Saturday, June 29, 2013

Bak Kut Teh (肉骨茶) - Darker Broth Version

Bak Kut Teh is a very famous Chinese Malaysia dish which is an extremely popular breakfast dish. This dish is usually eaten with rice and often served with "You Tiao" ( Chinese Bread Stick) for dipping into the soup. Bak Kut Teh is actually pork ribs cooked in a rich, savourly fragrant herbal broth.

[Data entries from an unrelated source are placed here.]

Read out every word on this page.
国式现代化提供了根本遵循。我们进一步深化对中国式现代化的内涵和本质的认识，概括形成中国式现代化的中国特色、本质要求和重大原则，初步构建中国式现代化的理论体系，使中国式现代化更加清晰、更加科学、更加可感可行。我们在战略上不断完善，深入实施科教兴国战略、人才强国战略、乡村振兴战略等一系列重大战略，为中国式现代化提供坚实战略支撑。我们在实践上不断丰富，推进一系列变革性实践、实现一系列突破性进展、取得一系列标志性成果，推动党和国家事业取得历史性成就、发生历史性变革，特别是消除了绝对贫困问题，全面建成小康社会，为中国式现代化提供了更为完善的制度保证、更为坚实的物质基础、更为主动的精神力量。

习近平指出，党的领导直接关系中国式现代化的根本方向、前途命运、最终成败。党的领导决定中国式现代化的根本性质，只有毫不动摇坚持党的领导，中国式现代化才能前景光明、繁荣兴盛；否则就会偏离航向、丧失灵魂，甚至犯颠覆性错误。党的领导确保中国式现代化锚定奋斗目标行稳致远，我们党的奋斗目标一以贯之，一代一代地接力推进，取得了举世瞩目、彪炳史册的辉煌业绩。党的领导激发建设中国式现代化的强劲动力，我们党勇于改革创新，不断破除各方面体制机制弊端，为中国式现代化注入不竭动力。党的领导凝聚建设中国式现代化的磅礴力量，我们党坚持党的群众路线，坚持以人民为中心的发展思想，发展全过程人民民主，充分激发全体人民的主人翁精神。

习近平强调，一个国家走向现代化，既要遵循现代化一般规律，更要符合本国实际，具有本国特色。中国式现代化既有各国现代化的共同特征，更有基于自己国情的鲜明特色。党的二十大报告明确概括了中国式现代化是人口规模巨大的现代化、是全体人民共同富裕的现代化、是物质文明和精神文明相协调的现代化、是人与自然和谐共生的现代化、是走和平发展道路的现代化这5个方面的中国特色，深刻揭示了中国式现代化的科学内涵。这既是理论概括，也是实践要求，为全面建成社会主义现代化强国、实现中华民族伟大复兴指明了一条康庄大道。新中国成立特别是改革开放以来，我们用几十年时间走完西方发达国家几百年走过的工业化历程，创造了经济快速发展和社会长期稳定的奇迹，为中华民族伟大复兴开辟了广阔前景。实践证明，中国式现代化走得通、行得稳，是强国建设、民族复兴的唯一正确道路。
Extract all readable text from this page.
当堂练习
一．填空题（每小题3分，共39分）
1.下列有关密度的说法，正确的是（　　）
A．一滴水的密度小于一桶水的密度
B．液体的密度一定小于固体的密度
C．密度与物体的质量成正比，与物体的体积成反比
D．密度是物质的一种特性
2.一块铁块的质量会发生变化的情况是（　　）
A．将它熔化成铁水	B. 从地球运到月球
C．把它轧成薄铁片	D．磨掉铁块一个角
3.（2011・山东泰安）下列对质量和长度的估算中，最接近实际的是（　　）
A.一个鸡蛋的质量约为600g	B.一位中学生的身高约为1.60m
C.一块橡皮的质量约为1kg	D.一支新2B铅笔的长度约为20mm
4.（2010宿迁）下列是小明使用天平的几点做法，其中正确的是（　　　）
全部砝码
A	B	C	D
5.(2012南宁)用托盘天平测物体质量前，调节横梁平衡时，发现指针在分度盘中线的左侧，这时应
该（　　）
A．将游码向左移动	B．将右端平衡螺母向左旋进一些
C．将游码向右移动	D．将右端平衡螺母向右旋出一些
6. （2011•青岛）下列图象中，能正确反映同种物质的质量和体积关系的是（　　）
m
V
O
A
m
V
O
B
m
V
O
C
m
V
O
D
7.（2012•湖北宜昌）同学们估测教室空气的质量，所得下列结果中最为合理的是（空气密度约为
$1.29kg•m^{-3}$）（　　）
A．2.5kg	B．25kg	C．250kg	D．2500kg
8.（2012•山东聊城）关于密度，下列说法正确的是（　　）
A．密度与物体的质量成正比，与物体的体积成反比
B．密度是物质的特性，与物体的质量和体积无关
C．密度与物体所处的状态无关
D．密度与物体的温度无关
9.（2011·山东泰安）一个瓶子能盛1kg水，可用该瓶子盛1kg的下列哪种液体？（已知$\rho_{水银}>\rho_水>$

You can add wolberries (Goji Berries) to enhance the herbal flavour and some white pepper seed for more peppery taste.

      The ingredients for the Herbal Stock - ( Codonopsis Pilosula Root , Chinsed Angelica Lovage Root, Rehmannia Glutinosa, Licorice Root, Solomon's Seal Root, Wolfberries)

    Blanching of the pork ribs before cooking the herbal broth.

                   Condiments for the Ba Kut Teh - You Tiao ( Chinese Bread Stick, Parsley and Chilli Padi with Dark Soya Sauce)


     Bak Kut Teh (肉骨茶) - Darker Broth Version


1 kg Pork Ribs
1 bowl Garlic Heads
2 tsp of Salt
2 tbsp of Light Soy Sauce
1 tbsp of Dark Soy Sauce
3 litres of Water
20g Wolfberries ( Goji Berries)
Chopped Parsley
Youtiao ( Chinese Bread Stick)
Chilli Padi with Soy Dipping Sauce

Herb Spice Bag

20g Codonopsis Pilosula Root (Dang Shen)  
20g dried Chinses Angelica (Dang Gui) 
10g Lovage Rood (Chuan Xiong) 
20g Rehmannia Glutinosa ( Shu Di)
6 Slices of Licorice Root ( Gan Cao)
20g Solmon's Seal Root ( Yu Zhu)
20g White Pepper Seeds


- Put the herb spice in a spice bag and tied.
- Blanch the pork ribs in a pot of hot water and once the surface turns whitish, remove and rinse.
- Bring the water to a boil in a pot. Add in the herb spice bag, wolfberries and garlic. Bring to a boil.
- Add in the pork ribs.
- Turn to low heat and simmer for 45 mins.
- Add the seasoning ( salt, light soy sauce, dark soy sauce), adjust according to your taste.
- Bring to a boil.
- Remove from heat.
- Serve with rice and chilli padi soy dipping sauce.